Teatro di posa cinematografico: la didascalia appare sul monitor. Per tutta la durata dello spettacolo, le informazioni su luoghi e tempi proiettate su questo dispositivo orienteranno lo svolgimento di un discorso frammentato, scandito dall’azione dei servi di scena alle prese con la composizione delle scenografie (di Gregorio Zurla). Primo quadro: sul palco viene montata la stanza di un commissariato. La ragazza col velo (Aurora Cimino) cerca di spiegare a un’agente della gendarmerie (Eletta del Castillo) che presto si consumerà un attentato in un locale parigino – il Bataclan. Non viene creduta; o meglio, verrà forse creduta in seguito, quando la stessa giovane sarà interpretata da un’attrice (Serena Ferraiuolo) dai tratti somatici più “occidentali”. Ma non accade solo questo. La vicenda si svolge sul palco, ma al contempo si proietta sullo schermo soprastante, registrata dal vivo da un corpo di cameraman direttamente in scena (gli interpreti, a rotazione). Ma qualcosa non convince. Le interpretazioni appaiono affettate: anche Del Castillo, di solito precisa, appare stranamente enfatica ed eccedente. Sembra esserci un conflitto di codici: sul monitor, il recitato appare troppo teatrale, il dialogato poco verosimile, improbabili i movimenti di camera. Sul taccuino scriviamo: “brutta parodia di un poliziesco televisivo”. Ma progressivamente lo spettacolo avrebbe rivelato un chiaro intento parodico. Il dramma, nell’era della sua riproducibilità tecnica, è poco meno di un sacrificabile film. Non un teatro di posa cinematografico, ma un film di pose teatrali.

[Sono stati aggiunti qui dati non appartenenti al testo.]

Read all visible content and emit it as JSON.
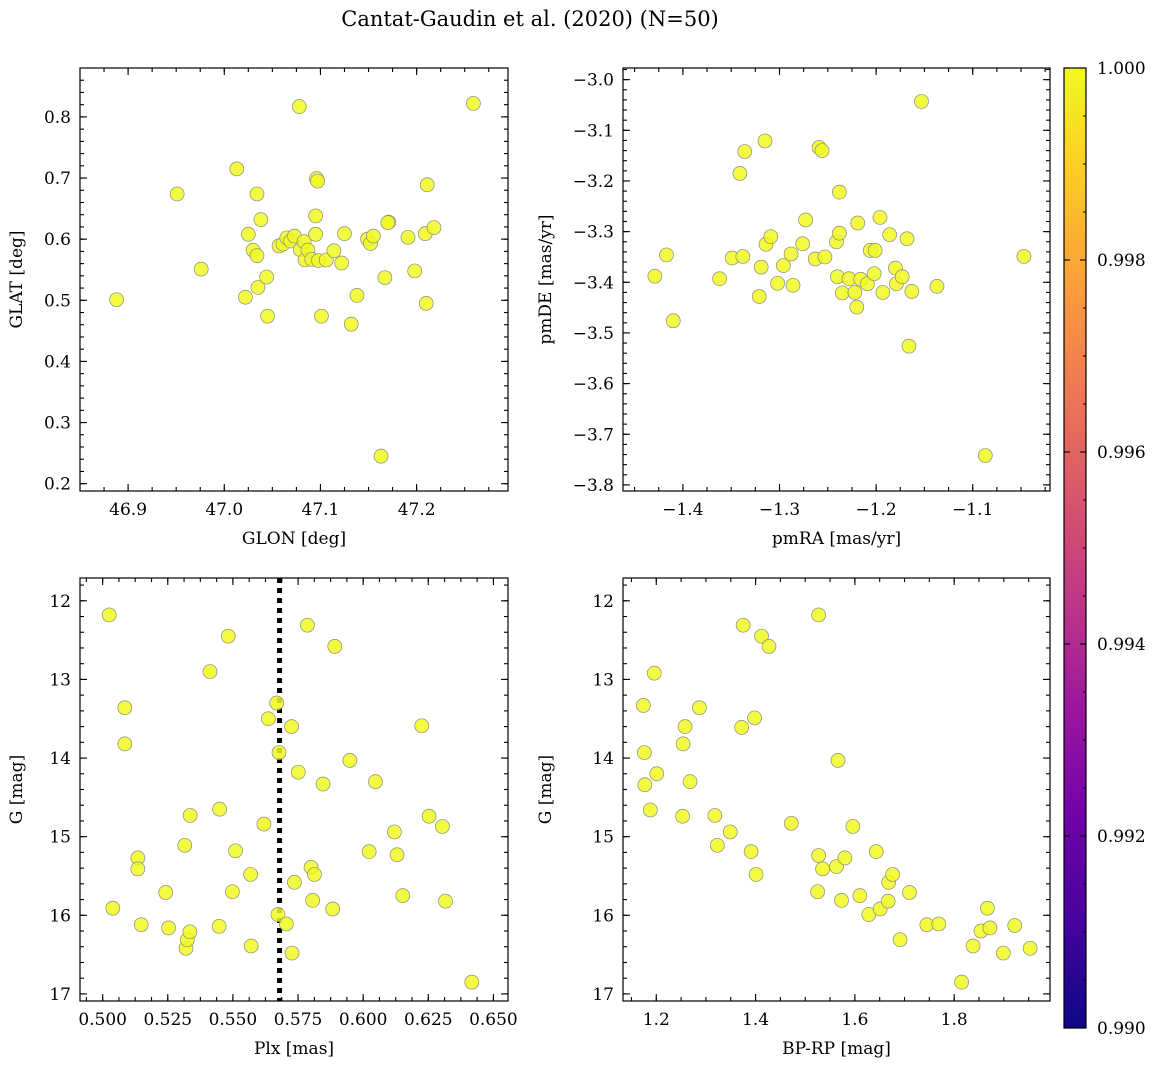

Cambio di scena. Sul palco e sullo schermo politici in giacca e cravatta discutono su come ricavare la propria convenienza dall’adozione di precise strategie propagandistiche, seduti a un ristorante. Il precedente senso di scollamento linguistico si accresce fino all’imbarazzo. Poi, finalmente, il tono si risolve del tutto in grottesco durante un sacrificio brutale, ormai privo di velleità naturalistiche. Il quadro successivo, quello di un’esecuzione sommaria, si trasforma in uno spettacolo davvero risibile, in cui a essere vera è soltanto una morte nel deserto (di un convincente Mario Jovev). Ma di questo, la troupe poco sembra interessarsi; la tragedia è tutta nel tentativo della sua miserabile spettacolarizzazione, gettata nelle fauci del pubblico consumatore di carne e immagini. Adesso il grottesco cede il passo a una crudele, irresistibile ironia: la produzione del filmato costringe il cinico videomaker (Stefano Iagulli) a difficoltà degne di un Renè Ferretti 2.0. Come lungo un frattale, lo spettatore è trascinato in una stanza degli specchi in cui teatro e cinema si guardano l’un l’altro per sbugiardarsi senza pietà nella loro commerciale finzione. La tragedia si offre in sacrificio alla distribuzione, secondo l’etichetta del mercato cannibale. Il tema è pasoliniano, ma il suo trattamento è in una forma multimediale. Chiaro quanto all’inizio sembrava sfuggire.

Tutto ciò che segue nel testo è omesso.